Could you please help this charity to raise £1.2million to fund the purchase of a new scanner which will transform the treatment of cancer at Bath’s Royal United Hospital?
For your support I extend grateful thanks.
Chairman of Trustees
What is a PET CT Scan?
Positron Emission Tomography-Computerised Tomography (PET-CT) is a type of scan that is used to guide treatment in some common cancers by helping to work out how widely the cancer has spread throughout the body. This is called staging of the cancer. PET-CT is different to most other scans in that it looks at how the body functions as well as the structure of the body. Normal CT scans just look at the structure of the body. Patients are given a small amount of radioactive sugar which is then distributed around the body. The PET-CT scan shows where the sugar is being used in the body. Cancers tend to use more sugar than normal cells. This allows cancers to be detected earlier, before they have had a chance to grow substantially.
The scans are reported by radiologists (doctors who specialise in reporting scans). The report is used by oncologists (doctors who specialise in treating cancer) to work out which treatment to give the patient. The staging of a number of cancers is more accurate with PET-CT than CT alone. Furthermore, the amount of sugar that the cancer uses can be measured. Once the patient has had treatment the patient is rescanned and amount of sugar use measured again. This change in sugar use happens before the cancer changes in size and permits a more individualized treatment of cancer.
What is the effect of PET CT Scans on Patient Treatments?

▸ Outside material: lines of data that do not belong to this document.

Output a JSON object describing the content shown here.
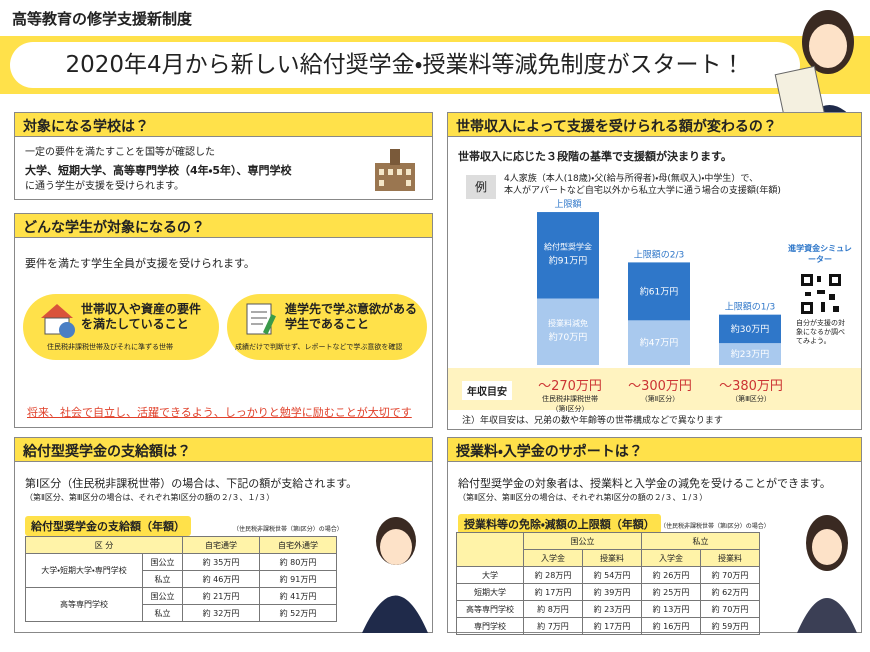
{
  "header": {
    "category": "高等教育の修学支援新制度",
    "title": "2020年4月から新しい給付奨学金・授業料等減免制度がスタート！"
  },
  "schools": {
    "heading": "対象になる学校は？",
    "lines": [
      "一定の要件を満たすことを国等が確認した",
      "大学、短期大学、高等専門学校（4年・5年）、専門学校",
      "に通う学生が支援を受けられます。"
    ]
  },
  "students": {
    "heading": "どんな学生が対象になるの？",
    "intro": "要件を満たす学生全員が支援を受けられます。",
    "items": [
      {
        "title": "世帯収入や資産の要件を満たしていること",
        "note": "住民税非課税世帯及びそれに準ずる世帯"
      },
      {
        "title": "進学先で学ぶ意欲がある学生であること",
        "note": "成績だけで判断せず、レポートなどで学ぶ意欲を確認"
      }
    ],
    "footer": "将来、社会で自立し、活躍できるよう、しっかりと勉学に励むことが大切です"
  },
  "income": {
    "heading": "世帯収入によって支援を受けられる額が変わるの？",
    "subtitle": "世帯収入に応じた３段階の基準で支援額が決まります。",
    "example_tag": "例",
    "example_lines": [
      "4人家族（本人(18歳)・父(給与所得者)・母(無収入)・中学生）で、",
      "本人がアパートなど自宅以外から私立大学に通う場合の支援額(年額)"
    ],
    "income_label": "年収目安",
    "tiers": [
      {
        "amount": "～270万円",
        "note": "住民税非課税世帯",
        "tier": "（第Ⅰ区分）"
      },
      {
        "amount": "～300万円",
        "tier": "（第Ⅱ区分）"
      },
      {
        "amount": "～380万円",
        "tier": "（第Ⅲ区分）"
      }
    ],
    "footnote": "注）年収目安は、兄弟の数や年齢等の世帯構成などで異なります",
    "simulator": {
      "title": "進学資金シミュレーター",
      "note": "自分が支援の対象になるか調べてみよう。"
    }
  },
  "chart_data": {
    "type": "bar",
    "stacked": true,
    "categories": [
      "上限額",
      "上限額の2/3",
      "上限額の1/3"
    ],
    "series": [
      {
        "name": "授業料減免",
        "color": "#a9c9ee",
        "values": [
          70,
          47,
          23
        ],
        "value_labels": [
          "約70万円",
          "約47万円",
          "約23万円"
        ]
      },
      {
        "name": "給付型奨学金",
        "color": "#2f77c9",
        "values": [
          91,
          61,
          30
        ],
        "value_labels": [
          "約91万円",
          "約61万円",
          "約30万円"
        ]
      }
    ],
    "ylim": [
      0,
      170
    ]
  },
  "grant": {
    "heading": "給付型奨学金の支給額は？",
    "text": "第Ⅰ区分（住民税非課税世帯）の場合は、下記の額が支給されます。",
    "note": "（第Ⅱ区分、第Ⅲ区分の場合は、それぞれ第Ⅰ区分の額の２/３、１/３）",
    "table": {
      "title": "給付型奨学金の支給額（年額）",
      "note": "（住民税非課税世帯（第Ⅰ区分）の場合）",
      "headers": {
        "division": "区 分",
        "home": "自宅通学",
        "away": "自宅外通学"
      },
      "groups": [
        {
          "name": "大学・短期大学・専門学校",
          "rows": [
            {
              "type": "国公立",
              "home": "約 35万円",
              "away": "約 80万円"
            },
            {
              "type": "私立",
              "home": "約 46万円",
              "away": "約 91万円"
            }
          ]
        },
        {
          "name": "高等専門学校",
          "rows": [
            {
              "type": "国公立",
              "home": "約 21万円",
              "away": "約 41万円"
            },
            {
              "type": "私立",
              "home": "約 32万円",
              "away": "約 52万円"
            }
          ]
        }
      ]
    }
  },
  "tuition": {
    "heading": "授業料・入学金のサポートは？",
    "text": "給付型奨学金の対象者は、授業料と入学金の減免を受けることができます。",
    "note": "（第Ⅱ区分、第Ⅲ区分の場合は、それぞれ第Ⅰ区分の額の２/３、１/３）",
    "table": {
      "title": "授業料等の免除・減額の上限額（年額）",
      "note": "（住民税非課税世帯（第Ⅰ区分）の場合）",
      "groups": [
        "国公立",
        "私立"
      ],
      "subheaders": [
        "入学金",
        "授業料",
        "入学金",
        "授業料"
      ],
      "rows": [
        {
          "name": "大学",
          "cells": [
            "約 28万円",
            "約 54万円",
            "約 26万円",
            "約 70万円"
          ]
        },
        {
          "name": "短期大学",
          "cells": [
            "約 17万円",
            "約 39万円",
            "約 25万円",
            "約 62万円"
          ]
        },
        {
          "name": "高等専門学校",
          "cells": [
            "約 8万円",
            "約 23万円",
            "約 13万円",
            "約 70万円"
          ]
        },
        {
          "name": "専門学校",
          "cells": [
            "約 7万円",
            "約 17万円",
            "約 16万円",
            "約 59万円"
          ]
        }
      ]
    }
  }
}
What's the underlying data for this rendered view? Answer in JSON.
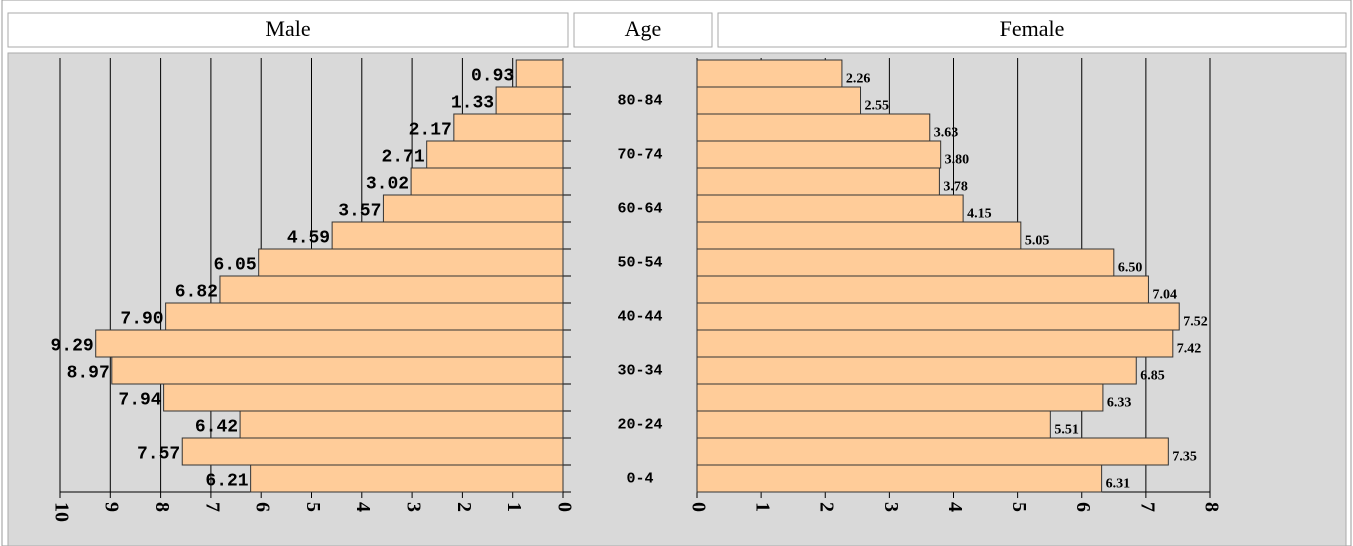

Patients who have undergone PET-CT scans have their treatment changed in just over a third of cases based on new information derived from the scan. This change in treatment hopefully means a better outcome for the patient. Currently three times as many PET-CT scans are performed in mainland Europe than in the UK. It is likely, therefore, that the number of scans undertaken in the UK will increase significantly. Access to PET-CT scans has to date been limited in the UK due to financial constraints within the NHS.
What is the benefit to patients of having a PET CT Scanner located at the Royal United Hospital Bath?
Patients from Bath and the surrounding area who need PET-CT scans have to travel to the Cobalt Centre in Cheltenham as that is the location of the nearest scanner. By having a scanner in Bath patients with cancer will not have to undertake such a long journey particularly at such stressful and difficult time in their lives.
The PET-CT scanner will also be used to plan the radiotherapy treatment that is given by the oncologists. The scanner will allow more accurate planning to be undertaken which will hopefully improve patient outcome. The RUH hopes to undertake research in this area in the future. Many cancer patients at the RUH are involved in clinical trials. Trials often require patients to have PET-CT scans to help work out if the new treatment is working. Currently there are some trials for which patients cannot be entered as the RUH does not have a PET-CT scanner. This will of course change in the future.